Mit dem Evoque Cabrio hat Range Rover für ein Novum im SUV-Segment gesorgt. Der britische Hersteller muss aufgrund seiner Größe ständig versuchen, Nischen zu besetzen, wie Forschungs- und Technologie-Direktor Wolfgang Epple der Autogazette sagte.

Von Thomas Flehmer

Trennungen führen nicht immer zu traumatischen Folgeerscheinungen, sondern können auch zum Erfolg führen. Nach der Abnabelung von Ford vor acht Jahren hat bei Jaguar Land Rover eine neue Zeitrechnung begonnen. «Aufgrund der vielen Eigentümer in früheren Jahren musste Jaguar Land Rover immer mit den Eigenheiten der anderen Hersteller bei den Plattformen leben», sagt Wolfgang Epple im Gespräch mit der Autogazette, «heute haben wir drei eigene Plattformen, die wir selbstständig bearbeiten können.»

Denn obwohl die britische Traditionsmarke anschließend vom indischen Mischkonzern Tata gekauft wurde, lässt besonders deren großer Chef Ratan Tata den Verantwortlichen in Solihull freie Hand, was sich mittlerweile seit vielen Jahren auszahlt. «Alle paar Wochen kommt Ratan Tata nach England, um sich über Fortschritte zu informieren», so Epple.
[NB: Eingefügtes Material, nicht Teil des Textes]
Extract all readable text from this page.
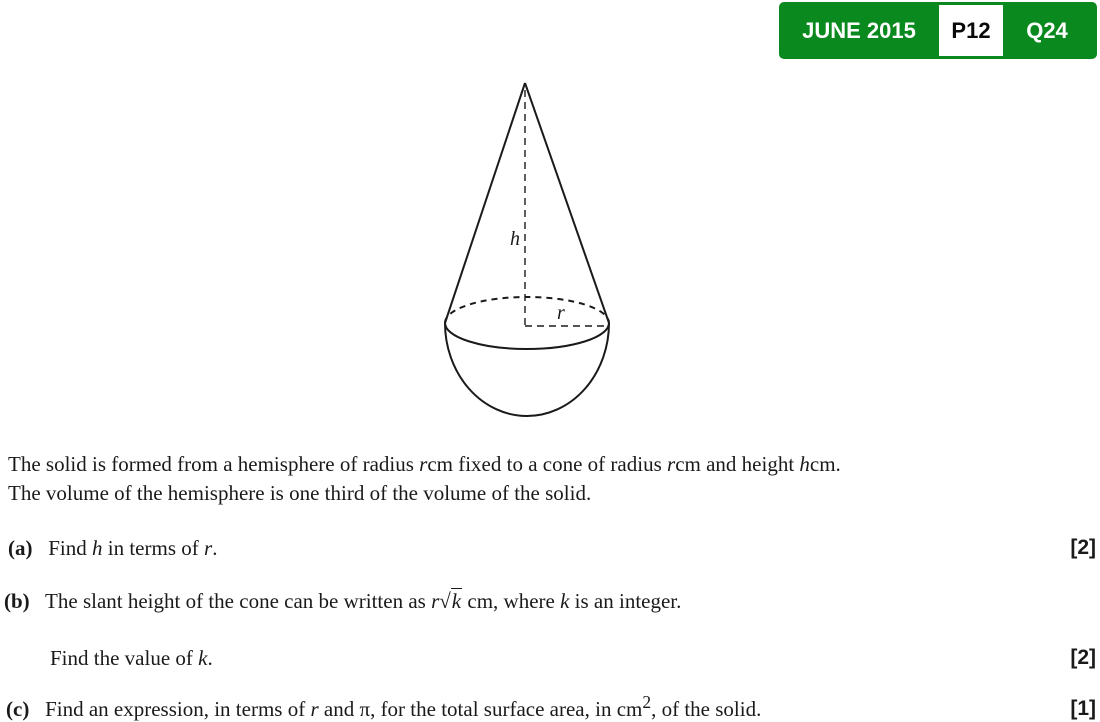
JUNE 2015	P12	Q24
h
r
The solid is formed from a hemisphere of radius rcm fixed to a cone of radius rcm and height hcm.
The volume of the hemisphere is one third of the volume of the solid.
(a) Find h in terms of r.	[2]
(b) The slant height of the cone can be written as r√k cm, where k is an integer.
Find the value of k.	[2]
(c) Find an expression, in terms of r and π, for the total surface area, in $cm^2$, of the solid.	[1]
Der 63-Jährige selbst ist dabei an vorderster Front unterwegs und verantwortet den Forschungs- und Technologiebereich, der immer mehr an Bedeutung im Auto zunimmt. «Früher machte die Elektronik im Auto vielleicht fünf Prozent aus, heute sind es bis zu 27 Prozent.»
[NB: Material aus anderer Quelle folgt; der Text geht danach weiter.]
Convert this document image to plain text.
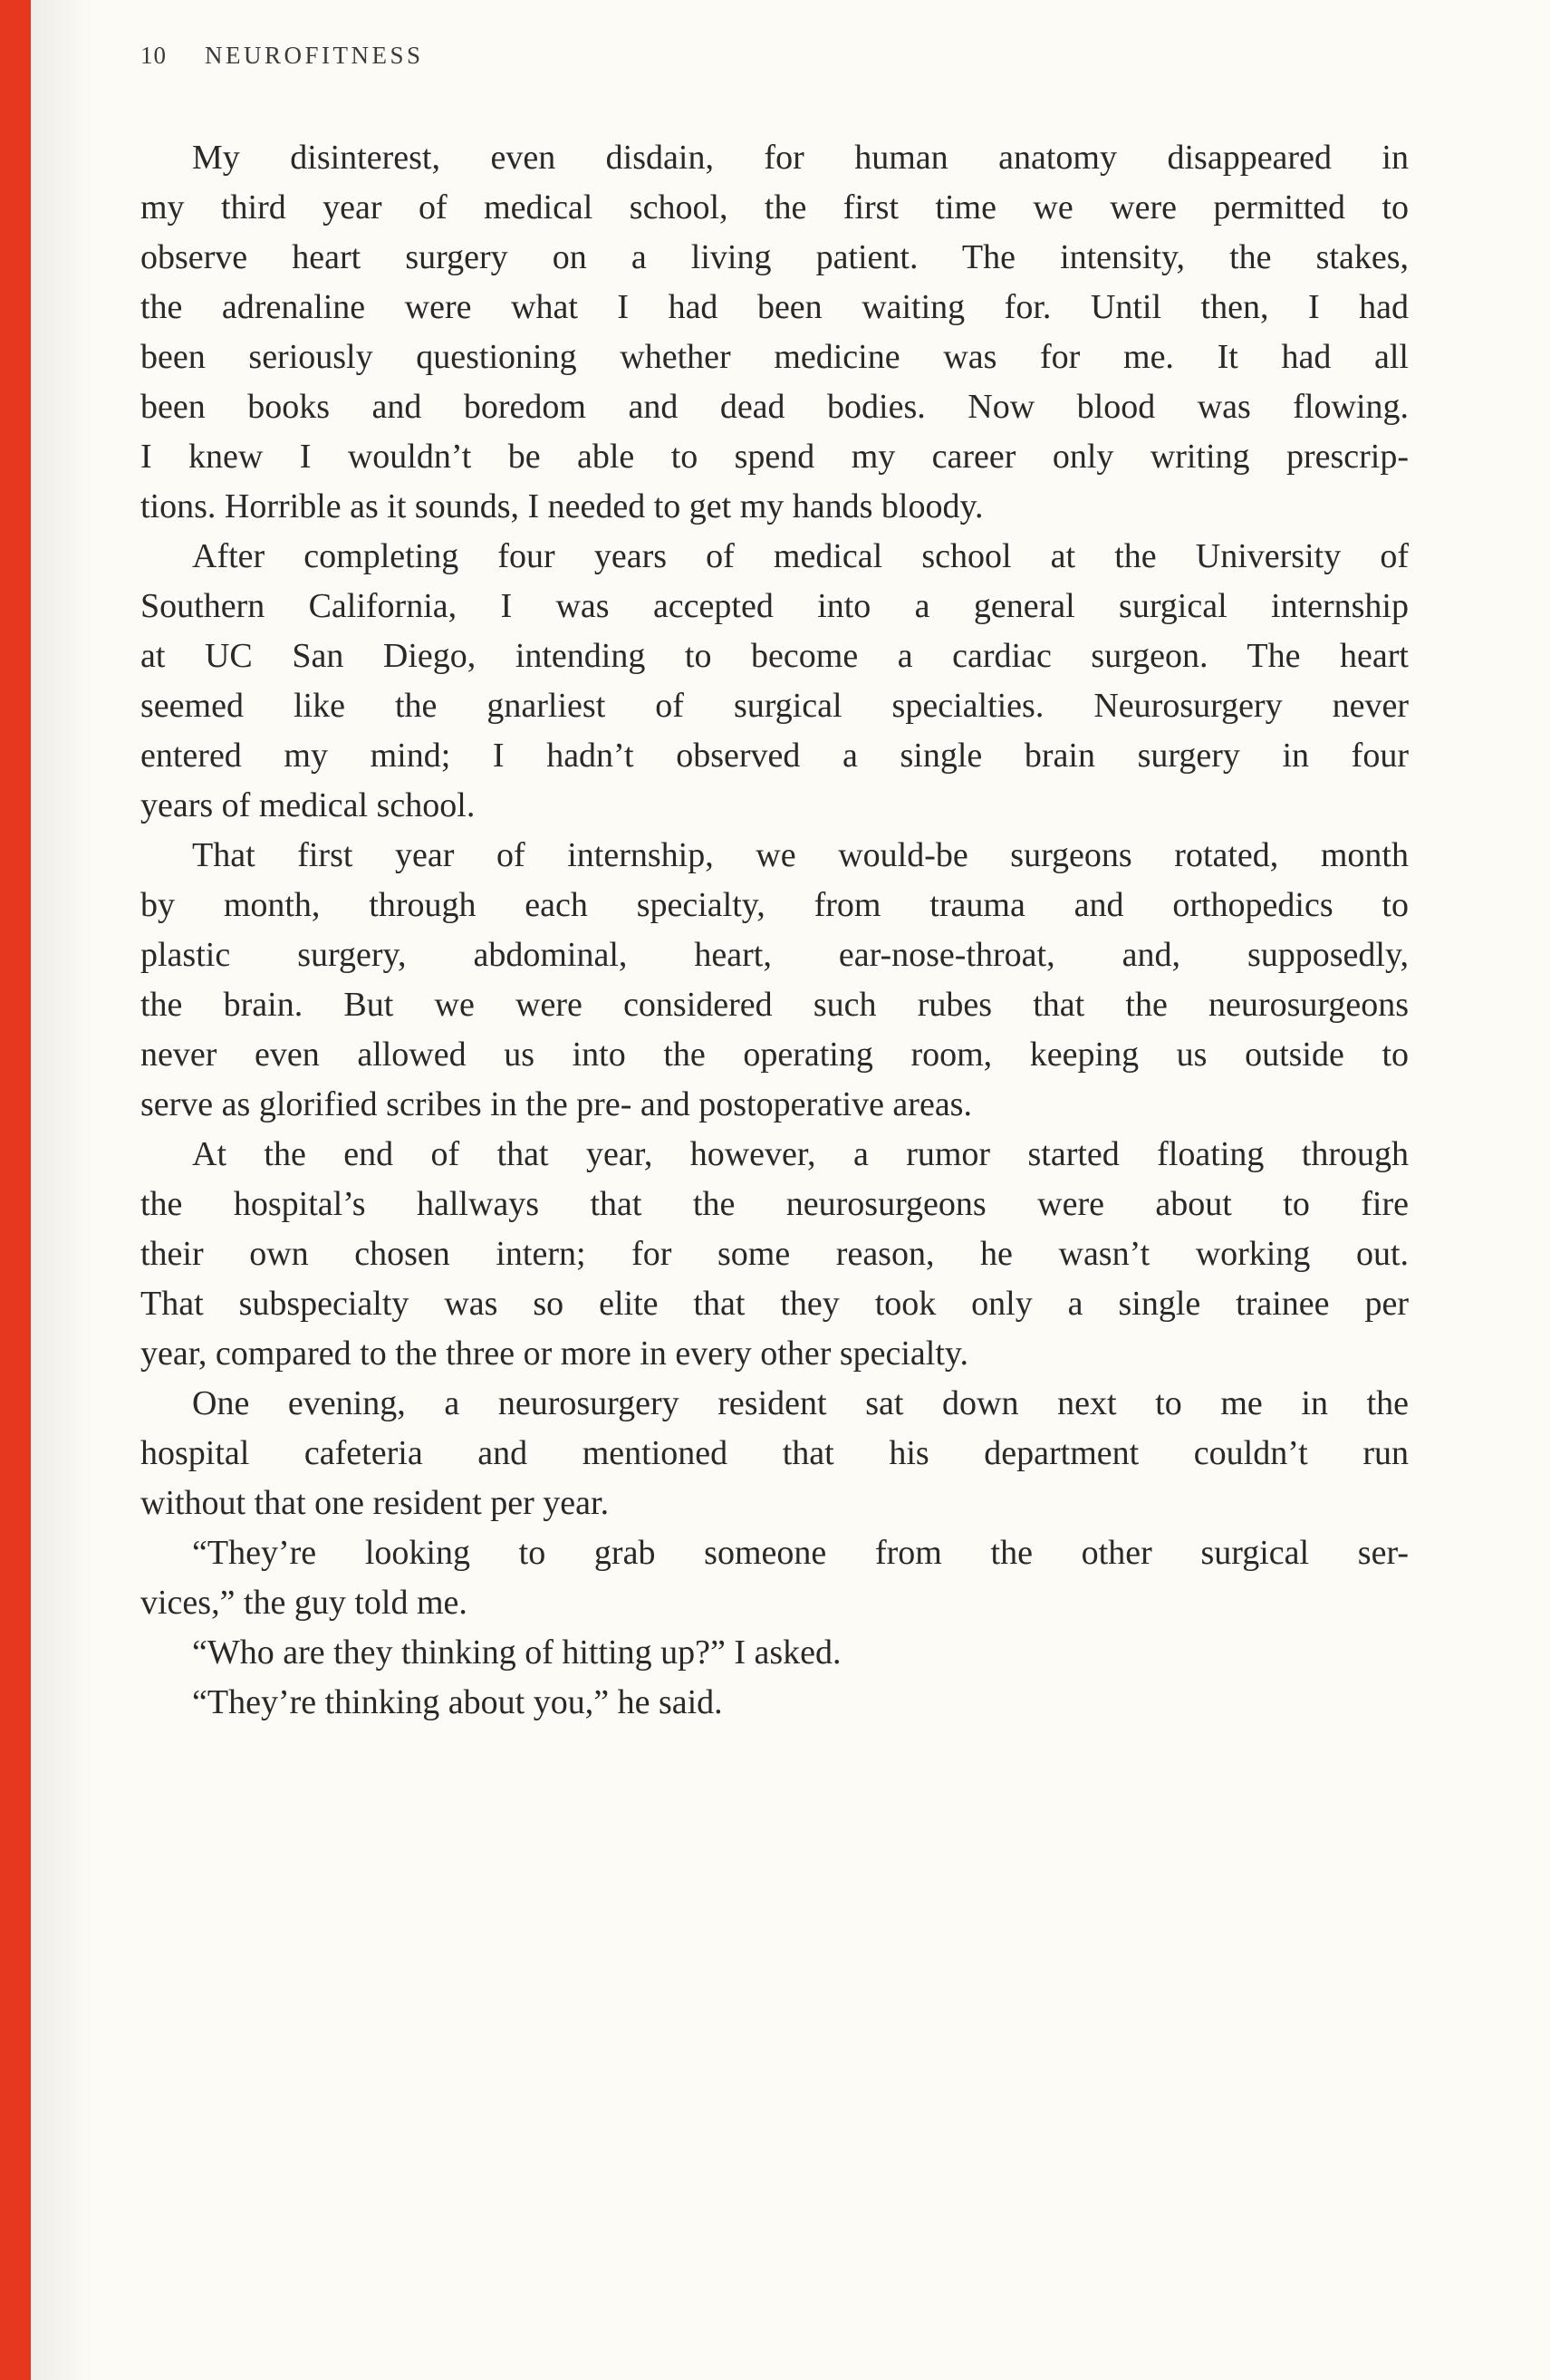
10 NEUROFITNESS
My disinterest, even disdain, for human anatomy disappeared in
my third year of medical school, the first time we were permitted to
observe heart surgery on a living patient. The intensity, the stakes,
the adrenaline were what I had been waiting for. Until then, I had
been seriously questioning whether medicine was for me. It had all
been books and boredom and dead bodies. Now blood was flowing.
I knew I wouldn’t be able to spend my career only writing prescrip-
tions. Horrible as it sounds, I needed to get my hands bloody.
After completing four years of medical school at the University of
Southern California, I was accepted into a general surgical internship
at UC San Diego, intending to become a cardiac surgeon. The heart
seemed like the gnarliest of surgical specialties. Neurosurgery never
entered my mind; I hadn’t observed a single brain surgery in four
years of medical school.
That first year of internship, we would-be surgeons rotated, month
by month, through each specialty, from trauma and orthopedics to
plastic surgery, abdominal, heart, ear-nose-throat, and, supposedly,
the brain. But we were considered such rubes that the neurosurgeons
never even allowed us into the operating room, keeping us outside to
serve as glorified scribes in the pre- and postoperative areas.
At the end of that year, however, a rumor started floating through
the hospital’s hallways that the neurosurgeons were about to fire
their own chosen intern; for some reason, he wasn’t working out.
That subspecialty was so elite that they took only a single trainee per
year, compared to the three or more in every other specialty.
One evening, a neurosurgery resident sat down next to me in the
hospital cafeteria and mentioned that his department couldn’t run
without that one resident per year.
“They’re looking to grab someone from the other surgical ser-
vices,” the guy told me.
“Who are they thinking of hitting up?” I asked.
“They’re thinking about you,” he said.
Steigender Wert der Elektronik im Auto

Epple rechnet damit, dass sich der Wert bis 2020 noch auf bis zu 30 Prozent steigern wird. Nach oben offen jedoch verbleibt die Leistungsfähigkeit der Geräte. «Alle 18 Monate verdoppelt sich die Leistungsfähigkeit der Prozessoren», so der promovierte Informatiker, der in den siebziger Jahren als einer der ersten den damals neuen Studiengang aufnahm.
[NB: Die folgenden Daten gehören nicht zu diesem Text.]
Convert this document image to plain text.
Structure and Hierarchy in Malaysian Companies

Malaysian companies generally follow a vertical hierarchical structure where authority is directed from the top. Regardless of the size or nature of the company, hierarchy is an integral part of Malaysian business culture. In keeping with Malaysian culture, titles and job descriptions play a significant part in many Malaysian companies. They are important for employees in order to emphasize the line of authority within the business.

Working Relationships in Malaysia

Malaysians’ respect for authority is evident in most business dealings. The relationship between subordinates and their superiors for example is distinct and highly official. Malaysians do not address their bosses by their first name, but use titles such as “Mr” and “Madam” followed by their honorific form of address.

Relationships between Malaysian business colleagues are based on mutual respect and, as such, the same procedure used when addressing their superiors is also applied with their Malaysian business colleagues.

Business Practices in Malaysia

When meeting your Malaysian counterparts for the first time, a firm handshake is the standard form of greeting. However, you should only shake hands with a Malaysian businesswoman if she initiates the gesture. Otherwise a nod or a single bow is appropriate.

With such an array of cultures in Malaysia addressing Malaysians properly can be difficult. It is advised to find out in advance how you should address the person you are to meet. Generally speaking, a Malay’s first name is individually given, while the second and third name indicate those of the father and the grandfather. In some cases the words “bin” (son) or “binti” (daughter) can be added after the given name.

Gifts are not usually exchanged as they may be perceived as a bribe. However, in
Die Leistungssteigerung kommt den Fahr- und Sicherheitsassistenten zu Gute, die immer mehr Einzug in das Automobil halten und die Entwicklung zum autonomen Fahren vorantreiben. Nach den fünf festgelegten Stufen der Bundesanstalt für Straßenwesen (BASt) befindet sich Entwicklung derzeit auf der zweiten Etappe, «2019 oder 2020 werden wir die Stufe drei erreicht haben», so Epple, der seit vier Jahren dem Unternehmen angehört und zuvor bei Proton in Malaysia und davor 25 Jahre für BMW tätig war.

Autonomes Fahren bringt Zeit zurück

Die fünf Stufen zum autonomen Fahren
Die fünf Stufen auf dem Weg zum autonomen Fahren BASt

Und gerade mit der Stufe drei sieht Epple einen großen Meilenstein auf dem Weg zum voll autonomen Fahren. «Eine Fahrt zum Büro dauert zwischen 20 und 60 Minuten. 80 Prozent der Zeit kann dabei Level drei übernehmen. Der Informatiker sieht in dem Zeitgewinn den größten Nutzen, wenn Autos die Arbeit der Fahrer übernehmen. «Mir ist kein anderes Produkt bekannt, bei dem man Zeit zurückerhält», in dem man sich während des Fahrens anderen Dingen zuwenden kann.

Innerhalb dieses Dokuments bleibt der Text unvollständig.